HIPERTENSI
I.
PENDAHULUAN
Seiring dengan perkembangan zaman dan teknologi,
mendorong perubahan pola gaya hidup masyarakat seperti perubahan sosial
ekonomi, lingkungan, perubahan struktur penduduk serta perubahan pola penyakit
dari penyakit infeksi menjadi penyakit tidak menular (PTM). Salah satu penyakit
tidak menular yang sangat berbahaya adalah hipertensi.Hipertensi juga disebut
silent killer karena penyakit ini sering tidak menimbulkan gejala namun dapat
meningkatkan morbiditas dan mortalitas Umumnya,
seseorang dikatakan mengalami hipertensi jika tekanan darah berada di atas
140/90 mmHg. Hipertensi dibedakan menjadi dua macam, yakni hipertensi primer
(esensial) dan hipertensi sekunder.

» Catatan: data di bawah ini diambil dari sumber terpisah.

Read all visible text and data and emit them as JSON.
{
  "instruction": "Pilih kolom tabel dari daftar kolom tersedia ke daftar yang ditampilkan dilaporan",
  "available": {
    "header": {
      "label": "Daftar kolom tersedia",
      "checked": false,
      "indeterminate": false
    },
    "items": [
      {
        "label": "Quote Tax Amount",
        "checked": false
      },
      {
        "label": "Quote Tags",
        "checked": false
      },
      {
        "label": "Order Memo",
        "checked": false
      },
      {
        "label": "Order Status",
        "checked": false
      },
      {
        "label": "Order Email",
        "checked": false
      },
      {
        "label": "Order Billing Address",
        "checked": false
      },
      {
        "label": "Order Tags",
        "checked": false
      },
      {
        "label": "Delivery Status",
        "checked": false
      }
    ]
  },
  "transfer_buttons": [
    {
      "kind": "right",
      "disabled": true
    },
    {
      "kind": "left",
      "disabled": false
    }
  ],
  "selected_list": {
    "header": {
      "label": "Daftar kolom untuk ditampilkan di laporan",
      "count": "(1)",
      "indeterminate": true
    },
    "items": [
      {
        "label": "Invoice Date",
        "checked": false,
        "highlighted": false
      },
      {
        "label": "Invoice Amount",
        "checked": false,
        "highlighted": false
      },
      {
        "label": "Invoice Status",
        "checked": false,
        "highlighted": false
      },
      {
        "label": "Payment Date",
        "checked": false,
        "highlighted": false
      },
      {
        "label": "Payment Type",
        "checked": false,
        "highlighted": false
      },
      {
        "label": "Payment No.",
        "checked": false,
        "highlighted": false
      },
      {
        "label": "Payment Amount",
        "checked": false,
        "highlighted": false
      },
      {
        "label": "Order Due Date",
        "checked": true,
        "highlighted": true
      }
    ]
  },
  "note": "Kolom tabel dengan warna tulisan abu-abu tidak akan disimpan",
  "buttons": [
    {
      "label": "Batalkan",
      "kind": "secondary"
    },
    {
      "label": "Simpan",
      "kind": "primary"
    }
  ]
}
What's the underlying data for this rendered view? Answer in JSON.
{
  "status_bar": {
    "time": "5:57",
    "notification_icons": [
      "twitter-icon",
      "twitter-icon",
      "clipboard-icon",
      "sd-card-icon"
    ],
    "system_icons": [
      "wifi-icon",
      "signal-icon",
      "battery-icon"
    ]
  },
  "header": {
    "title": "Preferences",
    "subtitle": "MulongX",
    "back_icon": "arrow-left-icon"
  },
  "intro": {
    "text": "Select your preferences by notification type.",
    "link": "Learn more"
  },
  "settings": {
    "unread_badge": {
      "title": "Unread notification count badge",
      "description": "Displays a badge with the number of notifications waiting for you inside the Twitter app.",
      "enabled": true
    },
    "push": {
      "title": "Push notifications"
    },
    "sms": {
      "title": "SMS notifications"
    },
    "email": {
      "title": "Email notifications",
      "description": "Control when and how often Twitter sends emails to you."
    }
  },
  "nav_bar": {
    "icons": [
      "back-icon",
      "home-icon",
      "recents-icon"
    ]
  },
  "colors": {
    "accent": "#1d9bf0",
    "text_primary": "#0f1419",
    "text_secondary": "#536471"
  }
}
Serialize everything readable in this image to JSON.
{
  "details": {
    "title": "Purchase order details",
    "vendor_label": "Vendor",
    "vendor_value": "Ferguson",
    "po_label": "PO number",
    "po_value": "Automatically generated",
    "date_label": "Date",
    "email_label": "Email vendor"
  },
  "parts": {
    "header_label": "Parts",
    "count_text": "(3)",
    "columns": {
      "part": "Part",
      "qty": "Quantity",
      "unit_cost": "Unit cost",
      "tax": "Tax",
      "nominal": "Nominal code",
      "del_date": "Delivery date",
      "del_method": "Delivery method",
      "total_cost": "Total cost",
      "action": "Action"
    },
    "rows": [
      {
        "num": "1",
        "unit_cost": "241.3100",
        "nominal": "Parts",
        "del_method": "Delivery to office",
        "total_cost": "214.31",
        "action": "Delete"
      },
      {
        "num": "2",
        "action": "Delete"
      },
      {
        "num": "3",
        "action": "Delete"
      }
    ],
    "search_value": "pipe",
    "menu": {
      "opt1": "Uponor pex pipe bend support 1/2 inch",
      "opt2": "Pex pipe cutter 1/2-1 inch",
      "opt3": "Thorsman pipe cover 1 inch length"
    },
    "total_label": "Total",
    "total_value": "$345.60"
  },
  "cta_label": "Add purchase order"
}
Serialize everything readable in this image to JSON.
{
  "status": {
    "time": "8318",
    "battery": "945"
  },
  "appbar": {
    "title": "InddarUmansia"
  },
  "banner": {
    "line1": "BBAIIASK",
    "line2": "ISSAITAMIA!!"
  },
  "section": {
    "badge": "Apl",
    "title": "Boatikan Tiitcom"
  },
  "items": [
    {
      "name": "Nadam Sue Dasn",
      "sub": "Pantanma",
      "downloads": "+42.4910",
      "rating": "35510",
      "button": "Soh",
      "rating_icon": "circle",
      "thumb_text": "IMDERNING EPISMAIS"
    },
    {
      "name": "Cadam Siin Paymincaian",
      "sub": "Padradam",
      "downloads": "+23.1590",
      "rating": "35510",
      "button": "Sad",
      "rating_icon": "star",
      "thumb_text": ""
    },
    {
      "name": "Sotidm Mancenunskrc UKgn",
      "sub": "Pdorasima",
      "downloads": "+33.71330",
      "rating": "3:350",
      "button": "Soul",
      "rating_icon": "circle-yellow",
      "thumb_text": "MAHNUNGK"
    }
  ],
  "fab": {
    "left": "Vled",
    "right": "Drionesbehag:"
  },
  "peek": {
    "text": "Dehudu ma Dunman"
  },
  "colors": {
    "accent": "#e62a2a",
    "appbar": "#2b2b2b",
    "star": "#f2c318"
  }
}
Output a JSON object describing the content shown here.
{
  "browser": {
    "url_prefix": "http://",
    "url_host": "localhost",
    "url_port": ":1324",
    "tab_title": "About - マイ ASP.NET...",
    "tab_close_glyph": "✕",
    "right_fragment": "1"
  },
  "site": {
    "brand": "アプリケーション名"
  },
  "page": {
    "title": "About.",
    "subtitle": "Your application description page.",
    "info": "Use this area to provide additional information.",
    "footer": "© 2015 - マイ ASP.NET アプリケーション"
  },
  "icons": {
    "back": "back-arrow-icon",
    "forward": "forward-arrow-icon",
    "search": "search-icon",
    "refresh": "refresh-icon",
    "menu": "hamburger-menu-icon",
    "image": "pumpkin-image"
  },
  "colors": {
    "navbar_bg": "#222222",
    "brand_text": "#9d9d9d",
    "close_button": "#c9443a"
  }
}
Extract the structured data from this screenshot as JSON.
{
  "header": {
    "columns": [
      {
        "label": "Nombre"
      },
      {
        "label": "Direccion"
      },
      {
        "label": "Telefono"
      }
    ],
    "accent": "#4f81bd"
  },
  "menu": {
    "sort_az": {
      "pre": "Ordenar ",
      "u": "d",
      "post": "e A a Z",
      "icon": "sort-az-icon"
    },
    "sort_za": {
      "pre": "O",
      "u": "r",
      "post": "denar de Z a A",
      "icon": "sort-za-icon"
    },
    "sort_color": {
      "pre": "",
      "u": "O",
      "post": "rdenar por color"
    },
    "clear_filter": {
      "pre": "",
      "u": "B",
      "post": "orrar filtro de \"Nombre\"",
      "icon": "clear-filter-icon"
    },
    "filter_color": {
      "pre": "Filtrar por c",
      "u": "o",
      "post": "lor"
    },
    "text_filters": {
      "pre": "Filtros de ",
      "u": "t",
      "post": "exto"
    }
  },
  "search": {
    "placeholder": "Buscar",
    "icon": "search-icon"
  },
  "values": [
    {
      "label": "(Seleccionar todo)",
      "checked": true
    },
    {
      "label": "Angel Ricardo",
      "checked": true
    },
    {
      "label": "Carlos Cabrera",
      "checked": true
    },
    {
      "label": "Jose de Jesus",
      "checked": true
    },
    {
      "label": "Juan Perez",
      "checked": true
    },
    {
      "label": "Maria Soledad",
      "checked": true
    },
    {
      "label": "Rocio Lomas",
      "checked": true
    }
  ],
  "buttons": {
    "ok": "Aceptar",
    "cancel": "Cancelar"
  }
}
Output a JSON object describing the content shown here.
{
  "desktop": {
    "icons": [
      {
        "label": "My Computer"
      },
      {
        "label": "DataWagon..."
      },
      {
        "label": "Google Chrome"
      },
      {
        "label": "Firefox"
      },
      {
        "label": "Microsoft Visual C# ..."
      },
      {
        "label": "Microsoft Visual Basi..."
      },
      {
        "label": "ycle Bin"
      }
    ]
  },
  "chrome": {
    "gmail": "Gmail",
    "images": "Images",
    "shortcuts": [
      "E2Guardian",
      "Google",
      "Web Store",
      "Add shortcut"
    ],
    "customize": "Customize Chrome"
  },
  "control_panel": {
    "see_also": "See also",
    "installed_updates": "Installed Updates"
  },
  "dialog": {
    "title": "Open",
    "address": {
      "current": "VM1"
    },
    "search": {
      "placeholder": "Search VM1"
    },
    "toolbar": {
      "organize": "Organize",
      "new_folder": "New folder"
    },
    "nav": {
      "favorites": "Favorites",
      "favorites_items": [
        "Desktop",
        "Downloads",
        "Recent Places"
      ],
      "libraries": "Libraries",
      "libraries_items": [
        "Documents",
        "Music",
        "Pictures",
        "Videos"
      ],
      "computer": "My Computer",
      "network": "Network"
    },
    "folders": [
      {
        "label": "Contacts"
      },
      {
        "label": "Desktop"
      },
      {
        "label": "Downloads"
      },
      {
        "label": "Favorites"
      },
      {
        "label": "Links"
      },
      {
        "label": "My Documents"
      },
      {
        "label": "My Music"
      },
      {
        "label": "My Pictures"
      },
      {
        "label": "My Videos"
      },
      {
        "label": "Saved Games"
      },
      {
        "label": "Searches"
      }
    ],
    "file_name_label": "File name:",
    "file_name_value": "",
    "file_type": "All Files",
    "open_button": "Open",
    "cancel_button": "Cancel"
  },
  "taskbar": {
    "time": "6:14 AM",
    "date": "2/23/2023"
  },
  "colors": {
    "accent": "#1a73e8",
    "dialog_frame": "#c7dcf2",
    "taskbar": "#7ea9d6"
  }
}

Hipertensi dipicu oleh beberapa faktor
risiko, seperti faktor genetik, obesitas, kelebihan asupan natrium,
dislipidemia, kurangnya aktivitas fisik, dan defisiensi vitamin D (Dharmeizar,
2012).
Prevalensi hipertensi yang terdiagnosis dokter di
Indonesia mencapai 25,8% dan Yogyakarta menduduki peringkat ketiga prevalensi
hipertensi terbesar di Indonesia. Tingkat prevalensi hipertensi diketahui
meningkat seiring dengan peningkatan usia dan prevalensi tersebut cenderung
lebih tinggi pada masyarakat dengan tingkat pendidikan rendah atau masyarakat
yang tidak bekerja (Badan Penelitian dan Pengembangan Kesehatan, 2013).
II.
ISI
Hipertensi adalah nama lain dari tekanan darah tinggi. Kondisi ini dapat
menyebabkan komplikasi kesehatan yang parah dan meningkatkan risiko penyakit
jantung, stroke, dan terkadang kematian. Hipertensi dapat diketahui dengan cara
rajin memeriksakan tekanan darah. Untuk orang dewasa minimal memeriksakan darah
setiap lima tahun sekali.
Hasil tekanan darah ditulis dalam dua angka. Angka pertama (sistolik)
mewakili tekanan dalam pembuluh darah ketika jantung berkontraksi atau
berdetak. Angka kedua (diastolik) mewakili tekanan di dalam pembuluh darah
ketika jantung beristirahat di antara detak jantung.
Seseorang bisa dikatakan mengalami hipertensi bila ketika diukur pada dua
hari yang berbeda, pembacaan tekanan darah sistolik pada kedua hari adalah
lebih besar dari 140 mmHg dan / atau pembacaan tekanan darah diastolik pada
kedua hari adalah lebih besar dari 90 mmHg. Dalam jurnal Joint National
Committee on Prevention menyatakan hipertensi menurut JNC 7adalah suatu peningkatan
tekanan darah sistolik >120 mmHg dan tekanan diastolik >80 mmHg. Penyakit
ini tidak hanya didderita oleh orang yang berusia ;anjut atau lansia,
hipertensi juga bias didderita oleh orang yang berusia muda sekalipun.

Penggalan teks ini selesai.